An Overview of the History of Pallets

 

Pallets are all the rage these days. You can outfit an entire house full of furniture and accessories made from them. You can build playhouses and gardens out of them, and of course, along with their BFFs the fork lift and pallet rack, they are the backbone of our whole industry. So how did these simple wood frames that bear the weight of the world originate?
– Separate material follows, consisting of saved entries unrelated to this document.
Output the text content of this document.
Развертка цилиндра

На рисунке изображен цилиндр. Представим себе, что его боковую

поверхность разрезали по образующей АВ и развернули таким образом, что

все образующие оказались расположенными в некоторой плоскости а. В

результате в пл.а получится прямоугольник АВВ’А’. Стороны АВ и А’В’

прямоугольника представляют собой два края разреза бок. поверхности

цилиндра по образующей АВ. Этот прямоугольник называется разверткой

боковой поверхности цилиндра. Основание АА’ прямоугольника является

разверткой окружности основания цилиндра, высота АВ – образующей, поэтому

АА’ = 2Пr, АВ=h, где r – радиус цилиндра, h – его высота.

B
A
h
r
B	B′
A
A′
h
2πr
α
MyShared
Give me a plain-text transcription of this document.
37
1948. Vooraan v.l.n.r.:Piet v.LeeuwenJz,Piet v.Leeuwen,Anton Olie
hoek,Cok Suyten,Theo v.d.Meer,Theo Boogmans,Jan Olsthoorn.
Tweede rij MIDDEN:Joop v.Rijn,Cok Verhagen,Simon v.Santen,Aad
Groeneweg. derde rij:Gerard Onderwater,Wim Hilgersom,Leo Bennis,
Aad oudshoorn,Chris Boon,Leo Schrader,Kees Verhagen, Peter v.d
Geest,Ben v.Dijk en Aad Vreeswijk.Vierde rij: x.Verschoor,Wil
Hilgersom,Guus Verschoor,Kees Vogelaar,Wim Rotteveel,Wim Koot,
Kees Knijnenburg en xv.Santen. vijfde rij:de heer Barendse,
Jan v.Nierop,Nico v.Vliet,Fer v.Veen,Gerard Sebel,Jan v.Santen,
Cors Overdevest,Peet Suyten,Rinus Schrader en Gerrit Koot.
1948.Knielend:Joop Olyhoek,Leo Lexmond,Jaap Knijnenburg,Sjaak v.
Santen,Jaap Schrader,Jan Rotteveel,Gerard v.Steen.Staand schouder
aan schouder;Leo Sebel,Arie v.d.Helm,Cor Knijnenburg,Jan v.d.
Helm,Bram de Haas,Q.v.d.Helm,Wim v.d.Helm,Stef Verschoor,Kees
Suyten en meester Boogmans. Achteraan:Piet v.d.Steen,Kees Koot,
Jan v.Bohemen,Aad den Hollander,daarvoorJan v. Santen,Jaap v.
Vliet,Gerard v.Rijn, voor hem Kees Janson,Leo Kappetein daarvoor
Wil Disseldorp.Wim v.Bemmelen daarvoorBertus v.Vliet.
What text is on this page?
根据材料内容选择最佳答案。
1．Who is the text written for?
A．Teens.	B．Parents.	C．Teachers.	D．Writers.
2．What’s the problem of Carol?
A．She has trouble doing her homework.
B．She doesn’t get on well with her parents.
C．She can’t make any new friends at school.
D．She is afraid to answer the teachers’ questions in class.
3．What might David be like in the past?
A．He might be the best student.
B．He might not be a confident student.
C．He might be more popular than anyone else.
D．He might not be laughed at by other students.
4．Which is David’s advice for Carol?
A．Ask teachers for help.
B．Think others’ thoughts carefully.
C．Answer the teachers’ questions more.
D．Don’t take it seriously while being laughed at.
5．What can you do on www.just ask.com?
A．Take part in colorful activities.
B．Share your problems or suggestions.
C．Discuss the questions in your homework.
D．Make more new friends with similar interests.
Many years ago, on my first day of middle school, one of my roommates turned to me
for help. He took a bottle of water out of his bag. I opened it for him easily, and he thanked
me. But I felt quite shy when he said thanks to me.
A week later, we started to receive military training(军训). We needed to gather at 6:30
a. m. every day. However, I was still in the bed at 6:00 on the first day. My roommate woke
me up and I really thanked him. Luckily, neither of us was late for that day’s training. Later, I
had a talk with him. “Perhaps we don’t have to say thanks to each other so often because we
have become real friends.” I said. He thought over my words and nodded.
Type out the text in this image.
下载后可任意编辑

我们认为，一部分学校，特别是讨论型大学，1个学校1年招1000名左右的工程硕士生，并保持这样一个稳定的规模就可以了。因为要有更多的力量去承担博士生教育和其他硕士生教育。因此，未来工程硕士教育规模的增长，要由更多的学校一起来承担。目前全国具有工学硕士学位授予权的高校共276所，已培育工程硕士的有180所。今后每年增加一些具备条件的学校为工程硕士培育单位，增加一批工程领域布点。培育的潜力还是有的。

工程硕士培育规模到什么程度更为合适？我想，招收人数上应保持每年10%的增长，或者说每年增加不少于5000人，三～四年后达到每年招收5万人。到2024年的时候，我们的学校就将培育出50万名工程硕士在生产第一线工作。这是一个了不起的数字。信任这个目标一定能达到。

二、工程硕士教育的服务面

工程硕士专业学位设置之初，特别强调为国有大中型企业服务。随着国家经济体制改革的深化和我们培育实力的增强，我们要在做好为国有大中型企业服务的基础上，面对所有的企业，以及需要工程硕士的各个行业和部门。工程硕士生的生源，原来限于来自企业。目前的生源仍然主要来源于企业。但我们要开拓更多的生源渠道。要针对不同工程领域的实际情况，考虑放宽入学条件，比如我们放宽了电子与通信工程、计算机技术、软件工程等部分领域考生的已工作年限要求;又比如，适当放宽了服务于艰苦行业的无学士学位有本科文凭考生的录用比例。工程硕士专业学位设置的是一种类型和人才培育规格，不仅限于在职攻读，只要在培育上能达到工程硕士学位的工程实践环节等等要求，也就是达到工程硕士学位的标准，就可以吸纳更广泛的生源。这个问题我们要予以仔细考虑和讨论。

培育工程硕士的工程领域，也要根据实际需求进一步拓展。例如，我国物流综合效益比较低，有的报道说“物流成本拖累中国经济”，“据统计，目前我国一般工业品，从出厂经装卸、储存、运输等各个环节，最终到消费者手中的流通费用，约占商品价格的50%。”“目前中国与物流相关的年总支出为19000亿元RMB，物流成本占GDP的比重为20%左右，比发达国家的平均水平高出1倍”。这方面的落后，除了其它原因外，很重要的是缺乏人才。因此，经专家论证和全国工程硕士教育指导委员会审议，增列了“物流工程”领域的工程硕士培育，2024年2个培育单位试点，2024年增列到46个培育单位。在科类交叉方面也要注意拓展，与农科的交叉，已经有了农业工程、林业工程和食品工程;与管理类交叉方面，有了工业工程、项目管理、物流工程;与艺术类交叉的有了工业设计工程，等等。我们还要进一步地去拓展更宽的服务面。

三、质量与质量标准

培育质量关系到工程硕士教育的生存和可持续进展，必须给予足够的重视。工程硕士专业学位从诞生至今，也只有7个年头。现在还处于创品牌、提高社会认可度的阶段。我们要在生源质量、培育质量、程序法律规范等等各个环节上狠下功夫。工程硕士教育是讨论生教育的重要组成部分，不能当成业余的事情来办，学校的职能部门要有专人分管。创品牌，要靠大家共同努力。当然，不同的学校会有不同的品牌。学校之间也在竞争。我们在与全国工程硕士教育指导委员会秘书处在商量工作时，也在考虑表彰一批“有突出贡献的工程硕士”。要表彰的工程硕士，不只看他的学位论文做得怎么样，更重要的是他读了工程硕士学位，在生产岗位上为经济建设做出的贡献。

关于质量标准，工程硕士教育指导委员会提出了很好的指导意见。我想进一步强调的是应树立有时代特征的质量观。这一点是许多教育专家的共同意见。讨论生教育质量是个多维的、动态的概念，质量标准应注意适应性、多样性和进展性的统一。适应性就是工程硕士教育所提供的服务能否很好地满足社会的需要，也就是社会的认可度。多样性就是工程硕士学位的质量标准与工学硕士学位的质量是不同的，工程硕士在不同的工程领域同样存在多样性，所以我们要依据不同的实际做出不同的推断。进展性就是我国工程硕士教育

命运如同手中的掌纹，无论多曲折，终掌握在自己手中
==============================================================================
Pallets first started their journey as flat platforms used for stacking kegs and crates. Before pallet rack, items were often stored in barrels and stacked, but only as high as the user could manageably reach. Soon the platforms sprouted legs and became skids, which were more easily pushed or dragged by workers. Skids were either “live”, outfitted with casters for easy manipulation or “dead”, as the definition suggests, not mobile. Early platform lift trucks could be used to slowly move the skid, if you were fortunate enough to own one.

Skids worked better than their platform predecessors, but not great. They were often sized in relation to what they were holding. The big downer here is that if the receiver did not have the space or ability to move that particular size, the cost and time to manually move the items was considerably more trouble than it was worth.

When WWII came around, the need to move and store materials was at it’s greatest and a smarter more standardized way of doing so was imperative. A few things happened all at once;
spacers were added to the skid legs, as well as a bottom layer for more stability creating the modern pallet, a standard pallet size was introduced and forks replaced the platform on lift trucks. Viola! A cost effective, standardized system was born and the rest, as they say, is history.